Coinbase has obtained a license to operate in Bermuda, according to a blog post from the company on April 19.
Coinbase receives Bermuda license
Coinbase said that it has received a Class F License under the Digital Asset Business Act from the Bermuda Monetary Authority (BMA).
The company noted that Bermuda was among the first countries to pass full digital asset regulation in 2018 and praised its “level of rigor, transparency, compliance, and cooperation.” The firm said that it chose to use the country as an international hub due to the BMA’s world-class leadership and involvement in global regulation.
Separate reports from Fortune suggest that Coinbase could launch its offshore derivatives exchange in Bermuda by the end of this month.

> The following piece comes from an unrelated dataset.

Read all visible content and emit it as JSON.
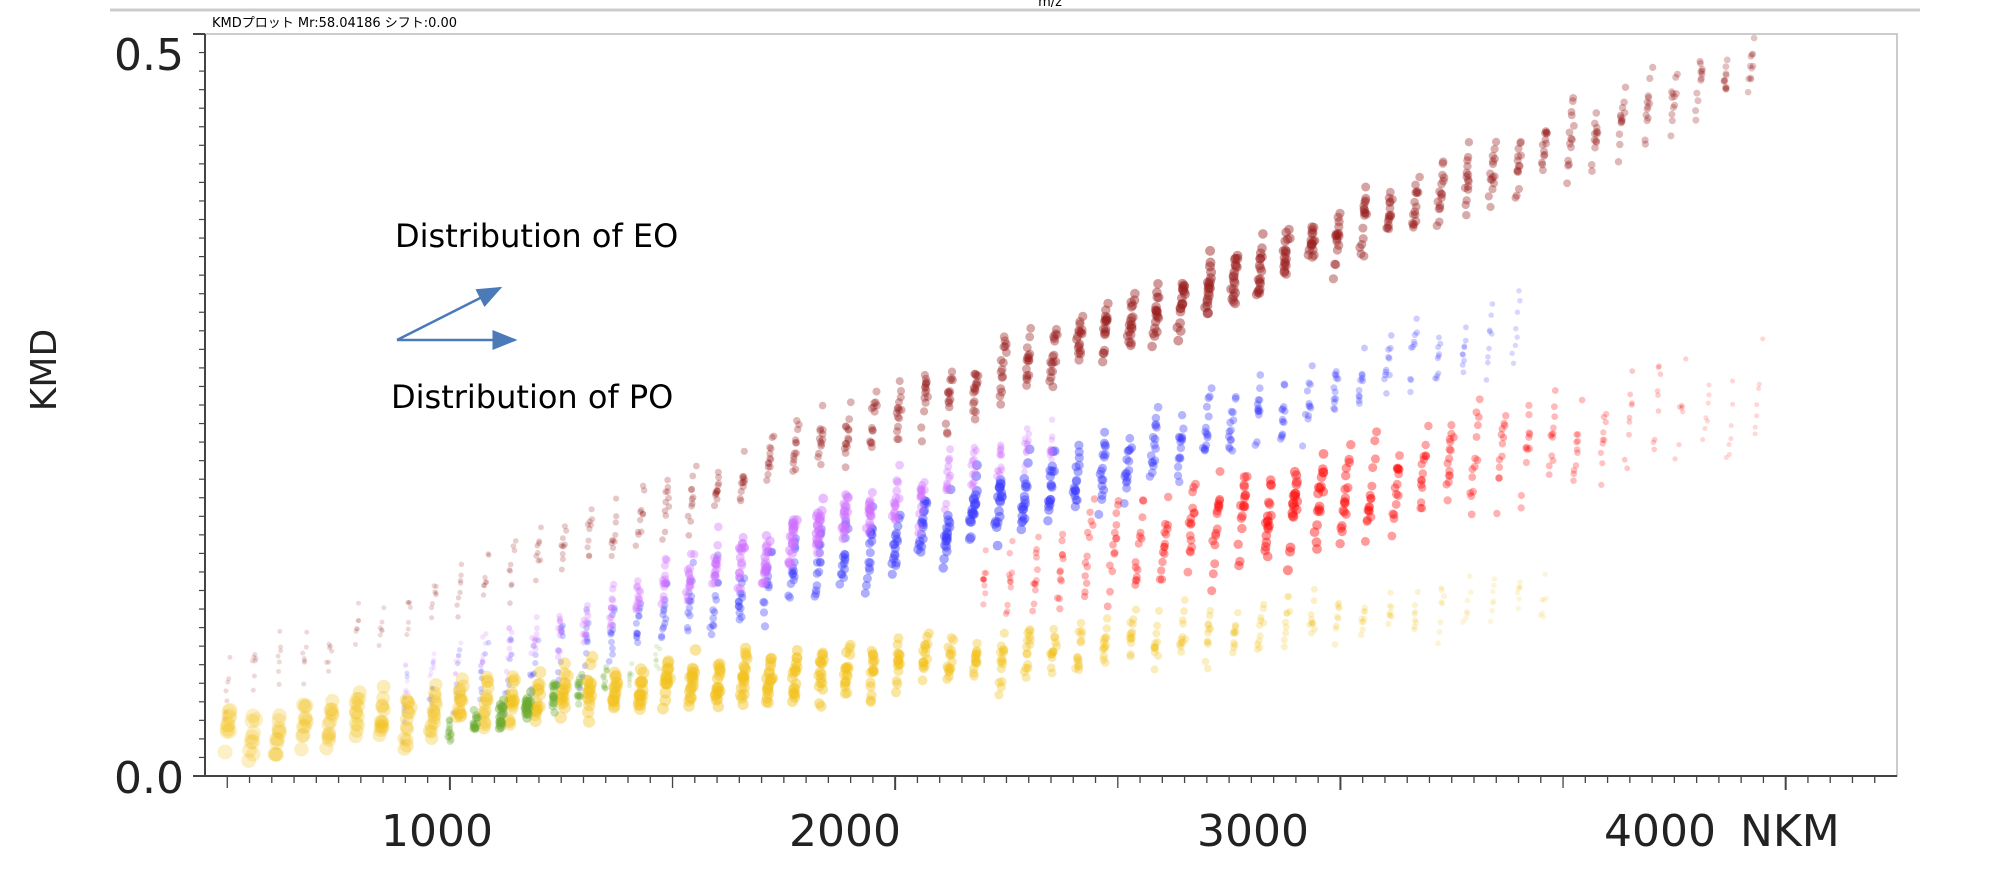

Coinbase’s latest blog post also detailed progress on its other expansions in Singapore, Brazil, Canada, the United Arab Emirates (UAE), and Europe.
Exchanges face regulatory challenges in U.S.

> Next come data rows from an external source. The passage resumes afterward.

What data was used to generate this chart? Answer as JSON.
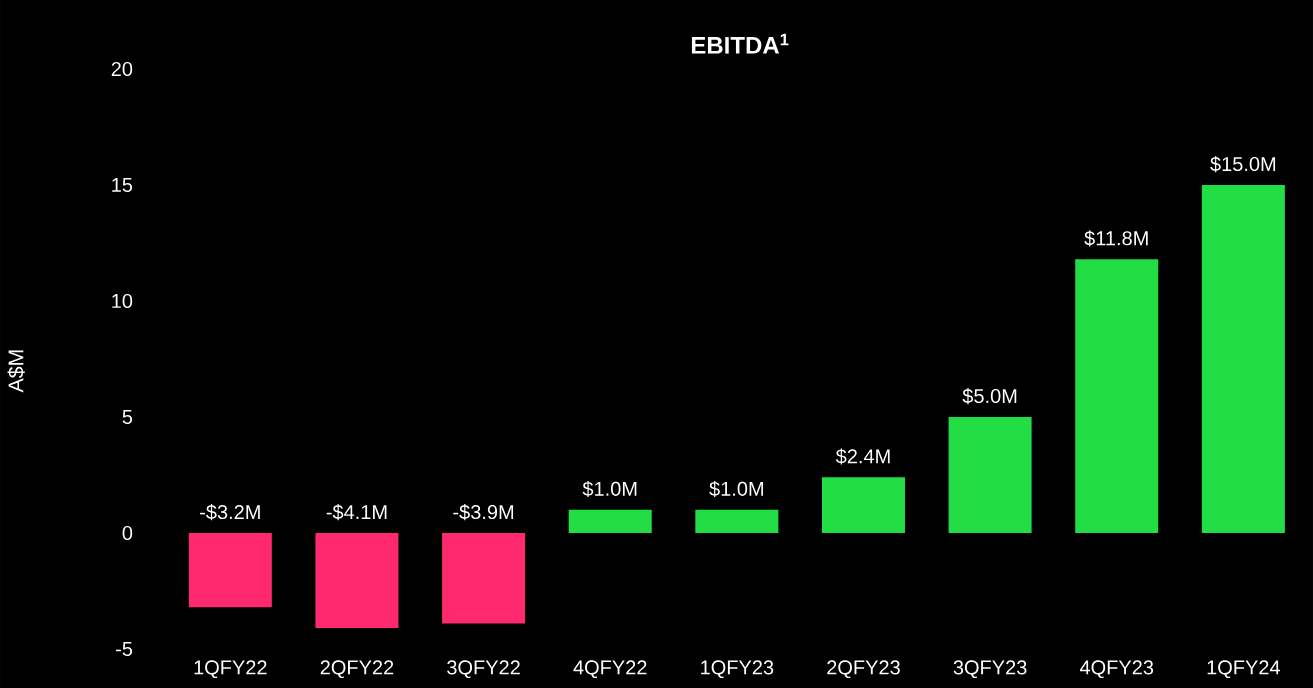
{
  "chart_data": {
    "type": "bar",
    "title": "EBITDA$^{1}$",
    "ylabel": "A$M",
    "categories": [
      "1QFY22",
      "2QFY22",
      "3QFY22",
      "4QFY22",
      "1QFY23",
      "2QFY23",
      "3QFY23",
      "4QFY23",
      "1QFY24"
    ],
    "values": [
      -3.2,
      -4.1,
      -3.9,
      1.0,
      1.0,
      2.4,
      5.0,
      11.8,
      15.0
    ],
    "colors": [
      "#ff2a6d",
      "#ff2a6d",
      "#ff2a6d",
      "#22dd44",
      "#22dd44",
      "#22dd44",
      "#22dd44",
      "#22dd44",
      "#22dd44"
    ],
    "value_labels": [
      "-$3.2M",
      "-$4.1M",
      "-$3.9M",
      "$1.0M",
      "$1.0M",
      "$2.4M",
      "$5.0M",
      "$11.8M",
      "$15.0M"
    ],
    "ylim": [
      -5,
      20
    ],
    "yticks": [
      -5,
      0,
      5,
      10,
      15,
      20
    ],
    "grid": false
  }
}
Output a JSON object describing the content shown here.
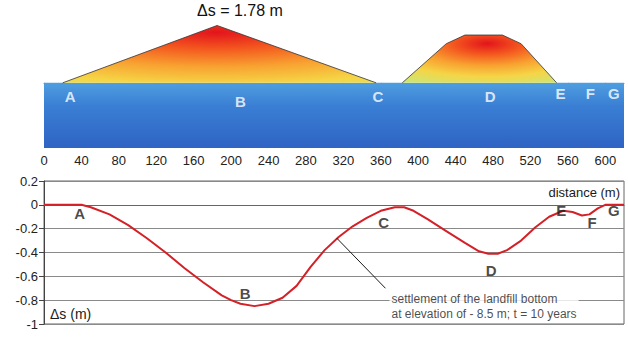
{
  "chart_data": [
    {
      "type": "section",
      "title": "Δs = 1.78 m",
      "xlim": [
        0,
        620
      ],
      "xticks": [
        0,
        40,
        80,
        120,
        160,
        200,
        240,
        280,
        320,
        360,
        400,
        440,
        480,
        520,
        560,
        600
      ],
      "ylim": [
        -75,
        70
      ],
      "tick_labels": "x",
      "grid": false,
      "ground": 0,
      "profiles": [
        {
          "x": [
            20,
            185,
            355
          ],
          "y": [
            0,
            66,
            0
          ]
        },
        {
          "x": [
            383,
            430,
            450,
            490,
            510,
            548
          ],
          "y": [
            0,
            45,
            55,
            55,
            45,
            0
          ]
        }
      ],
      "labels": [
        {
          "text": "A",
          "x": 28,
          "y": -16
        },
        {
          "text": "B",
          "x": 210,
          "y": -22
        },
        {
          "text": "C",
          "x": 357,
          "y": -16
        },
        {
          "text": "D",
          "x": 477,
          "y": -16
        },
        {
          "text": "E",
          "x": 552,
          "y": -12
        },
        {
          "text": "F",
          "x": 584,
          "y": -12
        },
        {
          "text": "G",
          "x": 609,
          "y": -12
        }
      ]
    },
    {
      "type": "line",
      "xlim": [
        0,
        620
      ],
      "ylim": [
        -1,
        0.2
      ],
      "yticks": [
        0.2,
        0,
        -0.2,
        -0.4,
        -0.6,
        -0.8,
        -1
      ],
      "tick_labels": "y",
      "grid": true,
      "xlabel": "distance (m)",
      "ylabel": "Δs (m)",
      "color": "#d42027",
      "x": [
        0,
        20,
        40,
        50,
        70,
        90,
        110,
        130,
        150,
        170,
        190,
        200,
        210,
        225,
        240,
        255,
        270,
        285,
        300,
        315,
        330,
        345,
        360,
        375,
        385,
        395,
        410,
        430,
        450,
        465,
        475,
        485,
        495,
        510,
        525,
        540,
        555,
        565,
        575,
        583,
        592,
        600,
        620
      ],
      "values": [
        0,
        0,
        0,
        -0.02,
        -0.08,
        -0.17,
        -0.28,
        -0.4,
        -0.53,
        -0.65,
        -0.76,
        -0.8,
        -0.83,
        -0.85,
        -0.83,
        -0.78,
        -0.68,
        -0.52,
        -0.38,
        -0.27,
        -0.18,
        -0.11,
        -0.05,
        -0.02,
        -0.02,
        -0.05,
        -0.12,
        -0.22,
        -0.32,
        -0.39,
        -0.41,
        -0.41,
        -0.38,
        -0.3,
        -0.19,
        -0.1,
        -0.05,
        -0.06,
        -0.09,
        -0.08,
        -0.03,
        0,
        0
      ],
      "labels": [
        {
          "text": "A",
          "x": 38,
          "y": -0.07
        },
        {
          "text": "B",
          "x": 215,
          "y": -0.74
        },
        {
          "text": "C",
          "x": 363,
          "y": -0.15
        },
        {
          "text": "D",
          "x": 478,
          "y": -0.55
        },
        {
          "text": "E",
          "x": 553,
          "y": -0.05
        },
        {
          "text": "F",
          "x": 586,
          "y": -0.15
        },
        {
          "text": "G",
          "x": 609,
          "y": -0.05
        }
      ],
      "annotation": {
        "lines": [
          "settlement of the landfill bottom",
          "at elevation of - 8.5 m; t = 10 years"
        ],
        "xytext": [
          365,
          -0.7
        ],
        "xy": [
          313,
          -0.28
        ]
      }
    }
  ]
}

Earlier, Coinbase CEO Brian Amstrong said that his company could leave the U.S. to operate in the U.K. due to the former country’s regulatory challenges.

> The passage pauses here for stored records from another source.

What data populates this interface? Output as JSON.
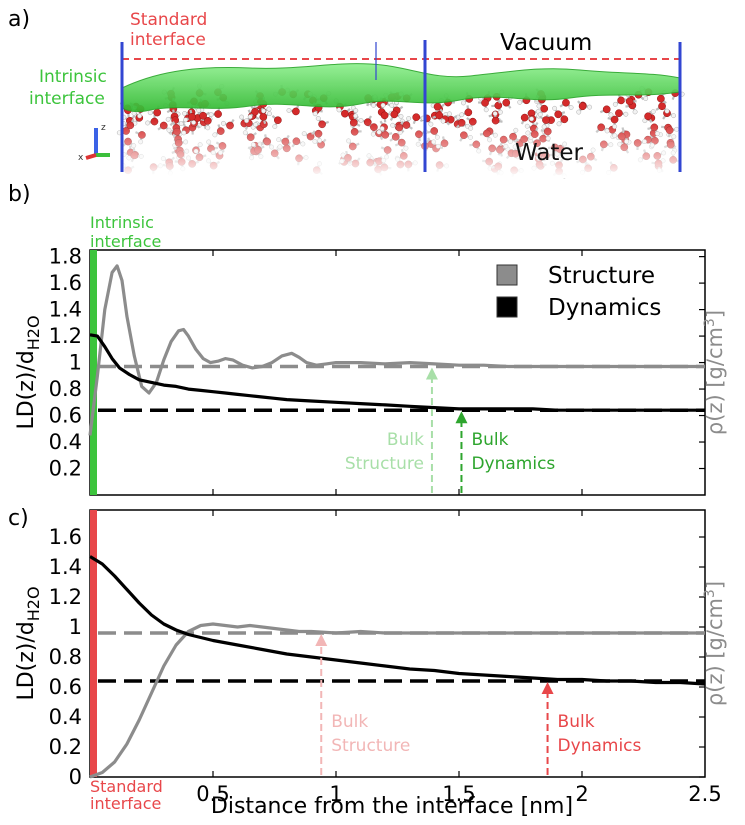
{
  "panel_labels": {
    "a": "a)",
    "b": "b)",
    "c": "c)"
  },
  "scene": {
    "standard_interface_label": [
      "Standard",
      "interface"
    ],
    "intrinsic_interface_label": [
      "Intrinsic",
      "interface"
    ],
    "vacuum_label": "Vacuum",
    "water_label": "Water",
    "colors": {
      "standard": "#e8474a",
      "intrinsic": "#3cc43c",
      "box": "#3246d2"
    }
  },
  "x_axis_label": "Distance from the interface [nm]",
  "y_axis_label": {
    "main": "LD(z)/d",
    "sub": "H2O"
  },
  "right_axis_label": {
    "main": "ρ(z) [g/cm",
    "sup": "3",
    "end": "]"
  },
  "legend": [
    {
      "label": "Structure",
      "color": "#8c8c8c"
    },
    {
      "label": "Dynamics",
      "color": "#000000"
    }
  ],
  "chart_data": [
    {
      "panel": "b",
      "type": "line",
      "reference": "Intrinsic interface",
      "reference_label": [
        "Intrinsic",
        "interface"
      ],
      "reference_color": "#3cc43c",
      "xlim": [
        0,
        2.5
      ],
      "ylim": [
        0,
        1.85
      ],
      "yticks": [
        0.2,
        0.4,
        0.6,
        0.8,
        1,
        1.2,
        1.4,
        1.6,
        1.8
      ],
      "ytick_labels": [
        "0.2",
        "0.4",
        "0.6",
        "0.8",
        "1",
        "1.2",
        "1.4",
        "1.6",
        "1.8"
      ],
      "series": [
        {
          "name": "Structure",
          "color": "#8c8c8c",
          "x": [
            0.0,
            0.03,
            0.06,
            0.09,
            0.11,
            0.13,
            0.15,
            0.18,
            0.21,
            0.24,
            0.27,
            0.3,
            0.33,
            0.36,
            0.38,
            0.4,
            0.43,
            0.46,
            0.49,
            0.52,
            0.55,
            0.58,
            0.62,
            0.66,
            0.7,
            0.74,
            0.78,
            0.82,
            0.85,
            0.88,
            0.92,
            0.96,
            1.0,
            1.1,
            1.2,
            1.3,
            1.4,
            1.5,
            1.6,
            1.7,
            1.8,
            1.9,
            2.0,
            2.1,
            2.2,
            2.3,
            2.4,
            2.5
          ],
          "y": [
            0.45,
            0.9,
            1.4,
            1.68,
            1.73,
            1.62,
            1.35,
            1.05,
            0.82,
            0.77,
            0.85,
            1.02,
            1.16,
            1.24,
            1.25,
            1.2,
            1.1,
            1.03,
            1.0,
            1.01,
            1.03,
            1.02,
            0.98,
            0.96,
            0.97,
            1.0,
            1.05,
            1.07,
            1.04,
            1.0,
            0.98,
            0.99,
            1.0,
            1.0,
            0.99,
            1.0,
            0.99,
            0.98,
            0.98,
            0.97,
            0.97,
            0.97,
            0.97,
            0.97,
            0.97,
            0.97,
            0.97,
            0.97
          ]
        },
        {
          "name": "Dynamics",
          "color": "#000000",
          "x": [
            0.0,
            0.03,
            0.06,
            0.09,
            0.12,
            0.16,
            0.2,
            0.25,
            0.3,
            0.35,
            0.4,
            0.45,
            0.5,
            0.55,
            0.6,
            0.65,
            0.7,
            0.75,
            0.8,
            0.9,
            1.0,
            1.1,
            1.2,
            1.3,
            1.4,
            1.5,
            1.6,
            1.7,
            1.8,
            1.9,
            2.0,
            2.1,
            2.2,
            2.3,
            2.4,
            2.5
          ],
          "y": [
            1.21,
            1.2,
            1.12,
            1.03,
            0.96,
            0.91,
            0.87,
            0.85,
            0.83,
            0.82,
            0.8,
            0.79,
            0.78,
            0.77,
            0.76,
            0.75,
            0.74,
            0.73,
            0.72,
            0.71,
            0.7,
            0.69,
            0.68,
            0.67,
            0.66,
            0.65,
            0.65,
            0.65,
            0.65,
            0.64,
            0.64,
            0.64,
            0.64,
            0.64,
            0.64,
            0.64
          ]
        }
      ],
      "bulk_levels": {
        "structure": 0.97,
        "dynamics": 0.64
      },
      "annotations": [
        {
          "lines": [
            "Bulk",
            "Structure"
          ],
          "x": 1.39,
          "y_arrow": 0.97,
          "color": "#a8dfa8",
          "side": "left"
        },
        {
          "lines": [
            "Bulk",
            "Dynamics"
          ],
          "x": 1.51,
          "y_arrow": 0.64,
          "color": "#2ea52e",
          "side": "right"
        }
      ]
    },
    {
      "panel": "c",
      "type": "line",
      "reference": "Standard interface",
      "reference_label": [
        "Standard",
        "interface"
      ],
      "reference_color": "#e8474a",
      "xlim": [
        0,
        2.5
      ],
      "ylim": [
        0,
        1.78
      ],
      "yticks": [
        0,
        0.2,
        0.4,
        0.6,
        0.8,
        1,
        1.2,
        1.4,
        1.6
      ],
      "ytick_labels": [
        "0",
        "0.2",
        "0.4",
        "0.6",
        "0.8",
        "1",
        "1.2",
        "1.4",
        "1.6"
      ],
      "xticks": [
        0.5,
        1,
        1.5,
        2,
        2.5
      ],
      "xtick_labels": [
        "0.5",
        "1",
        "1.5",
        "2",
        "2.5"
      ],
      "series": [
        {
          "name": "Structure",
          "color": "#8c8c8c",
          "x": [
            0.0,
            0.05,
            0.1,
            0.15,
            0.2,
            0.25,
            0.3,
            0.35,
            0.4,
            0.45,
            0.5,
            0.55,
            0.6,
            0.65,
            0.7,
            0.75,
            0.8,
            0.85,
            0.9,
            1.0,
            1.1,
            1.2,
            1.3,
            1.4,
            1.5,
            1.6,
            1.7,
            1.8,
            1.9,
            2.0,
            2.1,
            2.2,
            2.3,
            2.4,
            2.5
          ],
          "y": [
            0.0,
            0.03,
            0.1,
            0.22,
            0.38,
            0.56,
            0.74,
            0.88,
            0.97,
            1.01,
            1.02,
            1.01,
            1.0,
            1.01,
            1.0,
            0.99,
            0.98,
            0.97,
            0.97,
            0.96,
            0.97,
            0.96,
            0.96,
            0.96,
            0.96,
            0.96,
            0.96,
            0.96,
            0.96,
            0.96,
            0.96,
            0.96,
            0.96,
            0.96,
            0.96
          ]
        },
        {
          "name": "Dynamics",
          "color": "#000000",
          "x": [
            0.0,
            0.05,
            0.1,
            0.15,
            0.2,
            0.25,
            0.3,
            0.35,
            0.4,
            0.45,
            0.5,
            0.6,
            0.7,
            0.8,
            0.9,
            1.0,
            1.1,
            1.2,
            1.3,
            1.4,
            1.5,
            1.6,
            1.7,
            1.8,
            1.9,
            2.0,
            2.1,
            2.2,
            2.3,
            2.4,
            2.5
          ],
          "y": [
            1.47,
            1.42,
            1.34,
            1.25,
            1.16,
            1.08,
            1.02,
            0.98,
            0.95,
            0.93,
            0.91,
            0.88,
            0.85,
            0.82,
            0.8,
            0.78,
            0.76,
            0.74,
            0.72,
            0.71,
            0.69,
            0.68,
            0.67,
            0.66,
            0.65,
            0.65,
            0.64,
            0.64,
            0.63,
            0.63,
            0.62
          ]
        }
      ],
      "bulk_levels": {
        "structure": 0.96,
        "dynamics": 0.64
      },
      "annotations": [
        {
          "lines": [
            "Bulk",
            "Structure"
          ],
          "x": 0.94,
          "y_arrow": 0.96,
          "color": "#f2b6b6",
          "side": "right"
        },
        {
          "lines": [
            "Bulk",
            "Dynamics"
          ],
          "x": 1.86,
          "y_arrow": 0.64,
          "color": "#e8474a",
          "side": "right"
        }
      ]
    }
  ]
}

The company has faced various actions in the U.S. It received a Wells notice from the U.S. Securities and Exchange Commission (SEC) in March. The company also settled with the New York Department of Financial Services (NYDFS) on an unrelated issue in January and settled with the Commodity Futures Trading Commission (CFTC) in 2021.
Though Coinbase’s Bermuda license and other expansions do not constitute a full move elsewhere, nor do they address the above issues, Coinbase said it is taking a “go broad and go deep approach” to ensure that it can serve users globally.
Coinbase is not the only crypto company that is expanding globally. Kraken recently announced that it had obtained regulatory approval in Ireland, while Binance expanded to Sweden in January. Each exchange serves multiple countries as well.